Rudy Giuliani condamné à verser 148 M $ à deux femmes pour diffamation

WASHINGTON — Un jury a accordé vendredi 148 millions $ US en dommages et intérêts à deux anciennes officières d’élection de la Géorgie qui avaient poursuivi Rudy Giuliani pour diffamation. Elles accusaient l’ex-avocat de Donald Trump d’avoir répandu des mensonges à leur sujet en 2020 qui avaient bouleversé leur vie par des menaces racistes et du harcèlement.

Le verdict fait suite aux témoignages émouvants de Wandrea «Shaye» Moss et de sa mère, Ruby Freeman. Elles ont décrit en larmes avoir été la cible d’une fausse théorie du complot avancée par M. Giuliani et d’autres républicains pour tenter de maintenir M. Trump au pouvoir après qu’il ait perdu la présidentielle de 2020. 

Un souffle audible s’est fait entendre dans la salle d’audience lorsque le président du jury a lu à haute voix les 75 millions $ en dommages-intérêts punitifs accordés aux deux femmes. Mmes Moss et Freeman ont reçu chacune environ 36 millions $ en dommages et intérêts supplémentaires.

M. Giuliani n’a pas semblé manifester d’émotion à la lecture du verdict, après environ 10 heures de délibérations. Mmes Moss et Freeman ont serré leurs avocats dans leurs bras après que le jury a quitté la salle d’audience et n’ont pas regardé M. Giuliani lorsqu’il est parti avec son avocat.

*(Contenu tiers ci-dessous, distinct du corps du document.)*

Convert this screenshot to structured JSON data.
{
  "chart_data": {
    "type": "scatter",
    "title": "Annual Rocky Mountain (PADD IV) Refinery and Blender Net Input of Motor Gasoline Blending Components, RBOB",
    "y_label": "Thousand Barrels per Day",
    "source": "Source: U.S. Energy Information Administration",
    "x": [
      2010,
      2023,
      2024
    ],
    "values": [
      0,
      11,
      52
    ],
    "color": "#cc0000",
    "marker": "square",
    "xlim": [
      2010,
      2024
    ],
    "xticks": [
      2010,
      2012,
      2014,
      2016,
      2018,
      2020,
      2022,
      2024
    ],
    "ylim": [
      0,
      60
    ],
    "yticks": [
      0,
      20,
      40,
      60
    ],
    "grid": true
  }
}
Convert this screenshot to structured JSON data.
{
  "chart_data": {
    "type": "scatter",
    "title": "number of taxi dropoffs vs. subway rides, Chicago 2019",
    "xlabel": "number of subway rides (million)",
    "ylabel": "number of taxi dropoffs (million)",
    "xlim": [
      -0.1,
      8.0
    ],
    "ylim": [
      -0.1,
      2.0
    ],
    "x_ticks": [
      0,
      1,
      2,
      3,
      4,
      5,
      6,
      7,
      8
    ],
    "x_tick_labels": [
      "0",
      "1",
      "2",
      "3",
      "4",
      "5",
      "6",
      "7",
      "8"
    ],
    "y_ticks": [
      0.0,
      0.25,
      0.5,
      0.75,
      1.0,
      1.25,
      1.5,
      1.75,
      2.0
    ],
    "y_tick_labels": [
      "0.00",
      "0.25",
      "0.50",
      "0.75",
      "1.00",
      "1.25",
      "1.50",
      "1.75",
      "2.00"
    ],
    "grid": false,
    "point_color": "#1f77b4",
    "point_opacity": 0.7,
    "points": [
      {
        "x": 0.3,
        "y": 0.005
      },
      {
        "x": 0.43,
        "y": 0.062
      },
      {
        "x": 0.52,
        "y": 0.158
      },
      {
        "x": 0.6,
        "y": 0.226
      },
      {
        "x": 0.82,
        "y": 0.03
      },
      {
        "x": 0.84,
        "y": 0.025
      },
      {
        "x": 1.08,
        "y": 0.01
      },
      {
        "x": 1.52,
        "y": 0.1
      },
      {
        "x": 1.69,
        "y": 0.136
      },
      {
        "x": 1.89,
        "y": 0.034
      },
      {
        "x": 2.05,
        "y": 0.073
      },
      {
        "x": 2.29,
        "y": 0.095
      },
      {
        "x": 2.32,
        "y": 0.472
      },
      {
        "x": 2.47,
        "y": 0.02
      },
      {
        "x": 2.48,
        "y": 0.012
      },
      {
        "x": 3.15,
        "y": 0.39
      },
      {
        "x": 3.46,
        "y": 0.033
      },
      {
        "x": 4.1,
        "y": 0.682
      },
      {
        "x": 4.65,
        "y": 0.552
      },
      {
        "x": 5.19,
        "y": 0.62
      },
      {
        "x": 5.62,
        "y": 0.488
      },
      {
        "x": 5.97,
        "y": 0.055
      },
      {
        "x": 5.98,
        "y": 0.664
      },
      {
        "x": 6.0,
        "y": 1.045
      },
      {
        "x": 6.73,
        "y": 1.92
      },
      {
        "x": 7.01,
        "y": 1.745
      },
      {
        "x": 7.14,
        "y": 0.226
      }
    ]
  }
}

M. Giuliani a déclaré à la presse devant le tribunal fédéral de Washington qu’il ferait appel, estimant que «l’absurdité du chiffre ne fait que souligner l’absurdité de toute la procédure». 

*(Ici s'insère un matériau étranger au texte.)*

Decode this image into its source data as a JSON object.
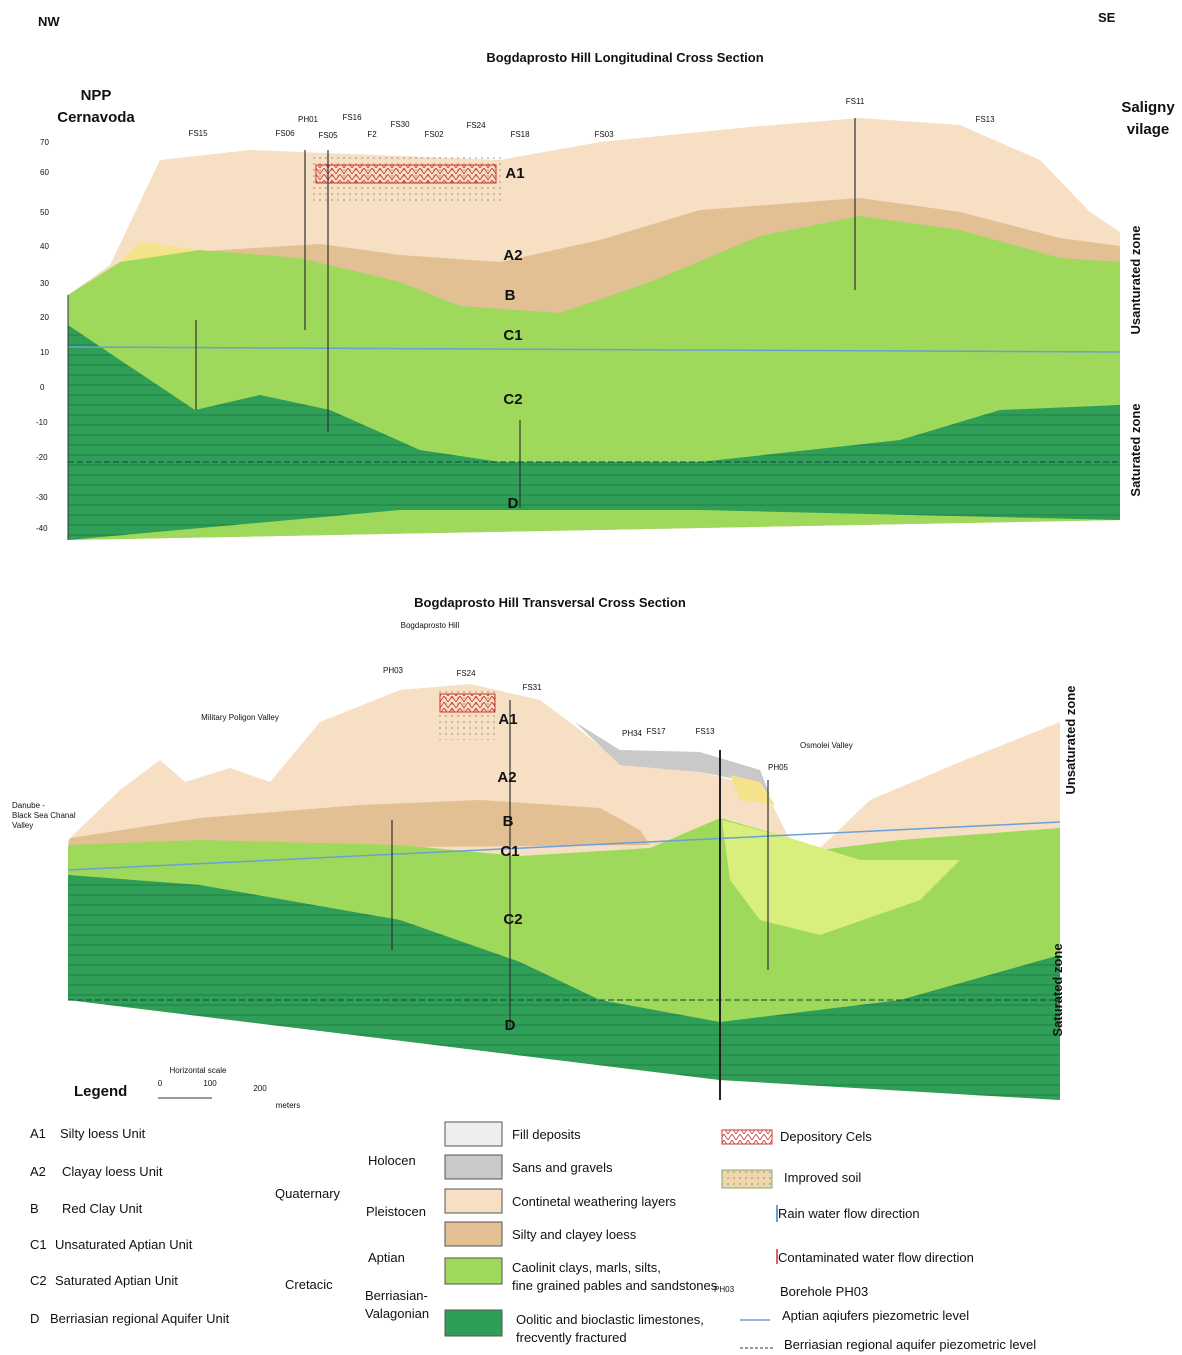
{
  "header": {
    "left_direction": "NW",
    "right_direction": "SE"
  },
  "longitudinal": {
    "title": "Bogdaprosto Hill Longitudinal Cross Section",
    "left_site": [
      "NPP",
      "Cernavoda"
    ],
    "right_site": [
      "Saligny",
      "vilage"
    ],
    "boreholes": [
      "FS15",
      "FS06",
      "PH01",
      "FS05",
      "FS16",
      "F2",
      "FS30",
      "FS02",
      "FS24",
      "FS18",
      "FS03",
      "FS11",
      "FS13"
    ],
    "elevations": [
      "70",
      "60",
      "50",
      "40",
      "30",
      "20",
      "10",
      "0",
      "-10",
      "-20",
      "-30",
      "-40"
    ],
    "units": [
      "A1",
      "A2",
      "B",
      "C1",
      "C2",
      "D"
    ],
    "zones": [
      "Usanturated zone",
      "Saturated zone"
    ]
  },
  "transversal": {
    "title": "Bogdaprosto Hill Transversal Cross Section",
    "hill": "Bogdaprosto Hill",
    "boreholes": [
      "PH03",
      "FS24",
      "FS31",
      "PH34",
      "FS17",
      "FS13",
      "PH05"
    ],
    "places": [
      "Military Poligon Valley",
      "Osmolei Valley"
    ],
    "left_place": [
      "Danube -",
      "Black Sea Chanal",
      "Valley"
    ],
    "units": [
      "A1",
      "A2",
      "B",
      "C1",
      "C2",
      "D"
    ],
    "zones": [
      "Unsaturated zone",
      "Saturated zone"
    ]
  },
  "legend": {
    "title": "Legend",
    "scale": {
      "title": "Horizontal scale",
      "ticks": [
        "0",
        "100",
        "200"
      ],
      "unit": "meters"
    },
    "units": [
      {
        "code": "A1",
        "name": "Silty loess Unit"
      },
      {
        "code": "A2",
        "name": "Clayay loess Unit"
      },
      {
        "code": "B",
        "name": "Red Clay Unit"
      },
      {
        "code": "C1",
        "name": "Unsaturated Aptian Unit"
      },
      {
        "code": "C2",
        "name": "Saturated Aptian Unit"
      },
      {
        "code": "D",
        "name": "Berriasian regional Aquifer Unit"
      }
    ],
    "periods": [
      "Quaternary",
      "Cretacic"
    ],
    "epochs": [
      "Holocen",
      "Pleistocen",
      "Aptian",
      [
        "Berriasian-",
        "Valagonian"
      ]
    ],
    "materials": [
      [
        "Fill deposits"
      ],
      [
        "Sans and gravels"
      ],
      [
        "Continetal weathering layers"
      ],
      [
        "Silty and clayey loess"
      ],
      [
        "Caolinit clays, marls, silts,",
        "fine grained pables and sandstones"
      ],
      [
        "Oolitic and bioclastic limestones,",
        "frecvently fractured"
      ]
    ],
    "symbols": [
      "Depository Cels",
      "Improved soil",
      "Rain water flow direction",
      "Contaminated water flow direction",
      {
        "code": "PH03",
        "text": "Borehole PH03"
      },
      "Aptian aqiufers piezometric level",
      "Berriasian regional aquifer piezometric level"
    ]
  }
}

M. Giuliani avait déjà été reconnu responsable dans cette affaire et avait admis dans des documents judiciaires qu’il avait faussement accusé les femmes de fraude électorale. Malgré cela, l’ancien maire de New York a continué à répéter ses allégations sans fondement au sujet des femmes dans des commentaires adressés à des journalistes à l’extérieur du palais de justice de Washington, cette semaine.

L’avocat de M. Giuliani a reconnu que son client avait tort, mais a insisté sur le fait que M. Giuliani n’était pas entièrement responsable du vitriol dont les femmes ont fait l’objet. La défense a cherché à faire porter le chapeau à un site web d’extrême droite qui a publié la vidéo de surveillance montrant les deux femmes en train de compter des bulletins de vote. 

Les jurés de l’affaire de diffamation ont entendu des enregistrements de M. Giuliani accusant faussement les officières d’élection d’avoir introduit des bulletins de vote dans des valises, d’avoir compté les bulletins plusieurs fois et d’avoir trafiqué les machines à voter. M. Trump a également repris ces théories du complot sur ses comptes de médias sociaux. 

Les avocats de Mmes Moss et Freeman, qui sont noires, ont également fait écouter aux jurés des enregistrements audio des menaces et commentaires racistes que les femmes ont reçus. 

Les avocats des deux femmes ont demandé au moins 24 millions $ pour chacune d’entre elles au titre des seuls dommages-intérêts pour diffamation. Ils ont également demandé une compensation pour leur préjudice émotionnel et des dommages-intérêts punitifs.

À la barre des témoins, Mme Moss et Freeman ont expliqué qu’elles avaient craint pour leur vie face à l’afflux de messages haineux.

D’autres difficultés

Ce jugement vient s’ajouter aux difficultés financières et juridiques croissantes de M. Giuliani. Ce dernier a été l’un des plus ardents défenseurs des fausses accusations de fraude électorale formulées par M. Trump, lesquelles constituent désormais un élément clé des poursuites pénales engagées contre l’ancien président.

M. Giuliani est toujours confronté à sa plus grande épreuve: il doit lutter contre les accusations criminelles dans l’affaire de la Géorgie, où M. Trump et 18 autres personnes sont accusés d’avoir tenté de fausser les résultats de l’élection de 2020, remportée par le démocrate Joe Biden, dans cet État. M. Giuliani a plaidé non coupable et qualifié l’affaire de politiquement motivée.

Le juge chargé de superviser la poursuite des employées d’élections avait déjà ordonné à M. Giuliani et à ses entités commerciales de payer des dizaines de milliers de dollars en honoraires d’avocats. 

En déclarant M. Giuliani responsable, le juge a estimé que l’ancien maire n’avait respecté ses obligations légales que «du bout des lèvres», tout en essayant de se présenter comme la victime dans cette affaire.